09 Jan Six Tips for Your Pre-Move Decluttering
So your lease is up, you’ve hit the market—and found the perfect place to call home. The only problem? All this stuff.
Moving is a great time to do some thorough decluttering, take stock of what you own, and decide what’s not coming with you into your new home, new neighbourhood, and new phase of life. The more you shed, the less you’ll pack—and unpack on the other end—and there’s no greater feeling than settling into your new home with the feeling of a fresh start.
Here are six tips for decluttering before a move that’ll make it easy, painless, and great.
Get a little help from your friends
There are a lot of reasons we hold on to things we don’t use anymore, but one of the most powerful is just plain habit. Getting those assumptions—but I need this!—out of our heads can be an easy way to see that we’ve grown past those habits, and grown out of the items they’re attached to. Whether it’s a book we’re never going to read again, a sweater that doesn’t fit, or paints for the landscape class we took ten years ago, having a friend who’s a kind-but-firm sounding board can make decluttering quicker, easier, and much more fun.
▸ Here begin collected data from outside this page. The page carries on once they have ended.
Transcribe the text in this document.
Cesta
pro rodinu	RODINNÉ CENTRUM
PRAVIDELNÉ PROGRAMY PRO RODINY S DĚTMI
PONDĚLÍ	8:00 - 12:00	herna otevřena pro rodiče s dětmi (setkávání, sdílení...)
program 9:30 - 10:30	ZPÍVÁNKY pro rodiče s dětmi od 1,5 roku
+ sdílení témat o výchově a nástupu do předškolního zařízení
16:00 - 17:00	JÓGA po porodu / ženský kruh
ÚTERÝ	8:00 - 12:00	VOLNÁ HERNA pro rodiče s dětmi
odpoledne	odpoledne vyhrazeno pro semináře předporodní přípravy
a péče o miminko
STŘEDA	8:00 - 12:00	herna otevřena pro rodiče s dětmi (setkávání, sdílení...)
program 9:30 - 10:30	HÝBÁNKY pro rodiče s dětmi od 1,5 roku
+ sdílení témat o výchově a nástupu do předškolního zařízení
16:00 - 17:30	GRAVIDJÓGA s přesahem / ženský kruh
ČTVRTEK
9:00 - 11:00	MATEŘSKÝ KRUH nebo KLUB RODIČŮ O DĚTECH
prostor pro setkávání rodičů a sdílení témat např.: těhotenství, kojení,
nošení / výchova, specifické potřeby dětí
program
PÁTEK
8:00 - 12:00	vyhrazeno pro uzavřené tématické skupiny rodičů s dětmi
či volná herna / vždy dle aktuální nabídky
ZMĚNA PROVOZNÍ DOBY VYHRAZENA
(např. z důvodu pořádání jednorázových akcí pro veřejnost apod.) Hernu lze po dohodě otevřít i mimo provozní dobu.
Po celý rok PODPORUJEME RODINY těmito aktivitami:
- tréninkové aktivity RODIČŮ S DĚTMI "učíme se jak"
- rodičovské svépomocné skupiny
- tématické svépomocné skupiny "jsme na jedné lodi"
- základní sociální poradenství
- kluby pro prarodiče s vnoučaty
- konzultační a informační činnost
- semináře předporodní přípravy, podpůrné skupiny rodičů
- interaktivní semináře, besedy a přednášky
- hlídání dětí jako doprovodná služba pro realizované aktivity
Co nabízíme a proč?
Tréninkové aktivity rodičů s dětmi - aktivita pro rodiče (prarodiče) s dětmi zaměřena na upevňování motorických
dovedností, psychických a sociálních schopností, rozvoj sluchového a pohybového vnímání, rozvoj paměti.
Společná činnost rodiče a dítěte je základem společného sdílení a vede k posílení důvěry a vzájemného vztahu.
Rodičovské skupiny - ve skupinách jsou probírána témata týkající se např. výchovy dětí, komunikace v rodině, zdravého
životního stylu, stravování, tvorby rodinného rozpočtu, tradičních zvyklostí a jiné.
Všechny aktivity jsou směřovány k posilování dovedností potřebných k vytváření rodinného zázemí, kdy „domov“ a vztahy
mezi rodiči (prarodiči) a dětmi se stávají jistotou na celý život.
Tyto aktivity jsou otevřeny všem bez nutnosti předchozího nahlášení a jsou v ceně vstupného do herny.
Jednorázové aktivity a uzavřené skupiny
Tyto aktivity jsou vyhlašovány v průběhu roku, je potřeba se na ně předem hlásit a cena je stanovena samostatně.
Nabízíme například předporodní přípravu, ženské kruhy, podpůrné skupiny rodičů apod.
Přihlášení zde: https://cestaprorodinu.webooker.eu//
So if you’re still holding onto that high school tee-shirt that’s really just a breeding ground for holes, have a friend sing you “Let It Go” and hold out the garbage bag. It’ll lighten your heart—and your moving to-do list.
If you’ve got collections of clothes you’ve outgrown—or which are too big now—consider throwing a Clothing Swap or Closet-Shopping party. Odds are you know someone who’s just that size, and who’d love that barely-used jacket, thank you very much.
Use it or lose it
Often, the extra weight we haul around from move to move isn’t obvious: it’s hiding in cupboards, closets, and storage containers. Take a good look at all the things you haven’t really used in your current home. If you have fifteen coffee mugs, but you only ever entertain five people, consider donating or passing on the ones that are gathering dust. If you haven’t used it in two years, and it’s not a specific or seasonal item, it’s probably a good candidate for recycling or passing on to a new home.
Ditch that last box
We’ve all got it: A box, still packed from our last move. The one that just somehow never got opened or unpacked, and now it’s time to pack everything up for the next.
Whatever’s in it, it clearly wasn’t that important, and you haven’t missed it for at least a year of your life. Unless it’s heirloom china, it’s time to find that box a new home: in someone else’s home, a donation bin, or on Craigslist.
File it, scan it—or shred it
Papers take up space. Digital files don’t. If you’re worried about your to-be-filed pile—but don’t want to throw any of those old bills or documents out—take an afternoon and scan all that paper. A 16GB USB key goes for under $20 at your local electronics shop, and unlike all that paperwork, it’s got a File Search function and fits in your pocket.
One afternoon with a scanner, a shredder, and the radio up loud will almost certainly save you a box or four come Moving Day.
Turn the clutter you don’t use into cash you can
Moving’s an investment—but it’s an investment that can cost you less if you turn some of those unused possessions into cash.
Now that you’ve identified what you don’t quite need to pack—and if your schedule allows it—there are plenty of places to resell gently used possessions and make back what you need to pay your movers on Moving Day. Take books you won’t reread to your local BMV; drop those unworn threads at your local consignment shop; snap pictures of that end table for Craigslist or Kijiji. Stores like A&C Games will gladly make an offer for your old consoles and console games.
Get in touch with your charitable side
If you don’t have the time to beat the streets—or are feeling comfortable when it comes to your cash flow—lots of charitable organizations have a constant need for everyday household items, and would love to make your move easier and lighter.
If you’ve got flatware, furniture, or clothes that still have a lot of use in them—just not use for you—sites like Toronto Donates or the City of Toronto’s ReUseIt portal help you quickly and effortlessly find out which organizations are looking for the stuff you no longer need, and make it easy to get in touch. Another upside: If you’ve got enough to donate, several charities will pick up at your door—making decluttering and moving even easier!
If you’d rather have the satisfaction of passing useful things to an individual, groups like Toronto Freecycle are happy to make that happen: Just list what you’ve got, and arrange a meetup or pickup with someone who will give that item a good home.